Fernanda: Realmente a produção, comercialização
e utilização do amianto foram proibidas pelo STF, para todo o território
nacional, em 29/11/2017. Para nossa surpresa, em 20 de dezembro do mesmo ano, às
vésperas do recesso da Corte, a ministra Rosa Weber concedeu liminar a pedido
da Confederação Nacional dos Trabalhadores da Indústria (CNTI) e Instituto
Brasileiro do Crisotila (IBC), entidade lobista financiada pela indústria,
abrindo uma exceção ao que fora decidido pelo colegiado do STF até que a
sentença do histórico julgamento fosse publicada, o que só ocorreu em
1º./2/2019; isto é, mais de um ano após o julgamento.
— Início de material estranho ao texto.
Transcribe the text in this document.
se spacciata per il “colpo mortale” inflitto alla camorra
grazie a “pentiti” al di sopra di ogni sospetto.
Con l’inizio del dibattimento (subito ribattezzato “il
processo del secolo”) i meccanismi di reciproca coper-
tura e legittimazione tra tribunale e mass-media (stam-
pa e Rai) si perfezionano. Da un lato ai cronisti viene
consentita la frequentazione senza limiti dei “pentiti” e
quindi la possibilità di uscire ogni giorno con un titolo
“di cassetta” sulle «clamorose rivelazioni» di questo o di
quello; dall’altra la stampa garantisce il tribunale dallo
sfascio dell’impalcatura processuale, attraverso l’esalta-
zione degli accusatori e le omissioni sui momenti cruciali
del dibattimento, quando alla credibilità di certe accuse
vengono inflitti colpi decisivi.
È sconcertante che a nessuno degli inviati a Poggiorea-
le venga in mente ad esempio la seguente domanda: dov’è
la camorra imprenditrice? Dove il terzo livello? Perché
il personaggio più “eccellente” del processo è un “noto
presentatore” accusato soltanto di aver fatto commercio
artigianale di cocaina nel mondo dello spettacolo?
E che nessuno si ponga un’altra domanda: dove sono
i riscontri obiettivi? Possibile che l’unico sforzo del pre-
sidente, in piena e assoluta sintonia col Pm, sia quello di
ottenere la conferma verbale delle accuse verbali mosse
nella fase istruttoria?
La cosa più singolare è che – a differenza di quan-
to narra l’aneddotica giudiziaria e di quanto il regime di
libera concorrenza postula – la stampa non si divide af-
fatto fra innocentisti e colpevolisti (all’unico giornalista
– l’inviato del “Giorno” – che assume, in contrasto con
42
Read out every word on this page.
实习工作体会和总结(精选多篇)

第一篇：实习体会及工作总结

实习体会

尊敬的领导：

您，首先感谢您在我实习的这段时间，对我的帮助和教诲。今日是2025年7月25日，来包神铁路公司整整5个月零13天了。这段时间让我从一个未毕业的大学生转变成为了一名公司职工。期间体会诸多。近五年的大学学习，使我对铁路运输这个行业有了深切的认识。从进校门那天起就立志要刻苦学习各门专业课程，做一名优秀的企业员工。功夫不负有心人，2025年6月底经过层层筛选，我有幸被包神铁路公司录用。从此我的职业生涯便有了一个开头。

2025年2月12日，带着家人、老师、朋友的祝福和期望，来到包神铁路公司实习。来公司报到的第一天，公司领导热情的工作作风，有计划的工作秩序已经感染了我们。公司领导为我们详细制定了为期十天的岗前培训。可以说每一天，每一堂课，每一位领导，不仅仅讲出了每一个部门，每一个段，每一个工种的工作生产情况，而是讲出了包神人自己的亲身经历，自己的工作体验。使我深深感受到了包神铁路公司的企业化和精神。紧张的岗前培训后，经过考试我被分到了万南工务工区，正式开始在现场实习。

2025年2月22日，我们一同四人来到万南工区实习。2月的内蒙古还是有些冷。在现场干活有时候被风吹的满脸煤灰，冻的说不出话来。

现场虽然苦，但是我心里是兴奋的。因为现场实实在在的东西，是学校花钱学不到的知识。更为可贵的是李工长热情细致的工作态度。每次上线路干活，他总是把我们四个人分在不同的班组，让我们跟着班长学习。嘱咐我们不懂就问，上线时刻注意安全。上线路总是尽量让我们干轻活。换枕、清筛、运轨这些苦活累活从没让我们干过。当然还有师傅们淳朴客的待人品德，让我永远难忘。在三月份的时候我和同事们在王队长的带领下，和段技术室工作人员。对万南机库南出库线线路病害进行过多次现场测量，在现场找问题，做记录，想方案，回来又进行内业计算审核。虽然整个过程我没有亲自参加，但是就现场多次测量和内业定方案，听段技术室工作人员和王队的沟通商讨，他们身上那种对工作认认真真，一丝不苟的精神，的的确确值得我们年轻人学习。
BLOG: O que ocorreu em seguida?
Fernanda:
Foi permitida, ao longo de mais de um ano, em caráter provisório, a
continuidade da produção nos estados, que não têm leis próprias de banimento,
como é o caso de Goiás. Lá, é onde está situada a terceira maior mineração de
amianto no mundo e onde se encontra o forte movimento de resistência ao
banimento do mineral cancerígeno. Assim, essas empresas ganharam uma sobrevida;
portanto, não podem se queixar que não tiveram tempo suficiente para se
organizar e cumprir a sentença proferida.
BLOG: Diante da decisão, o que foi feito?
Fernanda:
A Associação Brasileira dos Expostos ao Amianto (ABREA) se posicionou
fortemente contrária à liminar concedida e recorreu ao STF para tentar impedir
que esta surtisse efeito, mas infelizmente não foi atendida. A mineradora
(SAMA), uma fábrica da subsidiária da Eternit em Anápolis (Goiás), chamada
Precon Goiás Industrial Ltda., e uma de Pedro Leopoldo (Minas Gerais), a Precon
Industrial S. A., continuaram a produzir até recentemente.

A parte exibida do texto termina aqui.